I’m against abortion as a rule. Even in cases of rape the mother almost never decides to abort the baby, I can see it being allowed as a choice in that circumstance but its really seldom done and causes me very little concern. I think that both morally and economically it’s a poor practice. But this case brings up the age old question:
When is a fetus a human?
This ties in with some comments I recently made over at For the Sake of Science. The blogger, at least initially, was making the case that science could answer this question for us. A fetus, in the early stages, has no nervous system capable of human thought or expression and the mass of cells “bears no resemblance to anything we could study under the banner of psychology or any other science that is dependent upon human consciousness”. The conclusion drawn form that was that the fetus does not count as a human and is unwanted and therefore abortion is hunky dory.
I obviously didn’t disagree with those points as they are all true. I stuck with the idea that none of that information answers the question “at what point is a fetus a human life?”.
For me, as soon as it looks like a human it is one. There are no experiments needed, no tests of human consciousness, no evaluations of any kind. It has the general appearance of a human and so I think it is one. This stage is reached extremely quickly, arms, legs, head all develop pretty soon after conception. I wouldn’t endorse elective abortion before that point either but that’s not really the question here.
My whole point is that it’s a misapplication of science to try to use it to answer questions like this. It can certainly give you data from which you can make a determination but science cannot give us a list of requirements to determine what is human and what is not.
Scientific truths are meant to be applied uniformly. If a fully functioning nervous system is required to be human than there are a whole bunch of non humans walking around out there. If its permissible to end the lives of those non-humans than, well you get the idea.

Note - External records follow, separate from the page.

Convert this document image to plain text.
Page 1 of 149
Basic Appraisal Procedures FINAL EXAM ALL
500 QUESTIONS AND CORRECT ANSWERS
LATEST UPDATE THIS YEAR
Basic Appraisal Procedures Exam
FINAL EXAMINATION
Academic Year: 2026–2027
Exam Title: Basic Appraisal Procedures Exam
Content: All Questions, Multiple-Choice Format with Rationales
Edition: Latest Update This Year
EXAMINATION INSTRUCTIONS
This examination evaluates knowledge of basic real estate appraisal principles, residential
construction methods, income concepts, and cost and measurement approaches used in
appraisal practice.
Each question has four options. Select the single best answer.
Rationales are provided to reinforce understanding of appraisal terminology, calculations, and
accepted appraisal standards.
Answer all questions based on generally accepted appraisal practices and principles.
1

That’s the problem with the “science says” argument when it come to the matter of abortion. You might say “the fetus is a parasite and the mother should have the right to get rid of it, your scenario is missing that.” But my scenario is not missing that. What of the severely disabled people my scenario encompasses? Are they not parasites? When they will have to live with their parents for their whole life, not being able to basically function on their own, should those parents have the ability to have them “removed”?
If science can answer the question of what is human and requires a fully functional nervous system than that has to be a uniform truth or it isn’t true. In my scenario its a mere “geography problem”.
In any case what re-started me on this was this case of the doctor aborting babies in the 3rd trimester, in this specific case by cutting their spinal cords with scissors after inducing labor. We would mostly all agree that that is heinous and in a perfect world he would get the death penalty for murder. Though some abortion proponents support allowing abortions up until the moment of birth.
I can only wonder how many great minds have been aborted since 1973. Was there a person who might have cured cancer in there?
The opposite is also true. Might a future Hitler or Stalin have been aborted?
The problem is futures were lost, we’ll never know what would have been if all those aborted had been allowed to be born, in many cases not allowed because of inconvenience. As if life could ever be considered inconvenient.
Humanity cannot be quantified in a lab, your priest is as qualified as a biologist is to say where humanity begins. The guy that sold you your coffee, equally qualified. So is each and every person to make that determination as in individual and hopefully, eventually as a country and society.
(I’m sure Michael will inform me if I have inadvertently misrepresented his thoughts here, thanks and sorry in advance if I have Michael!)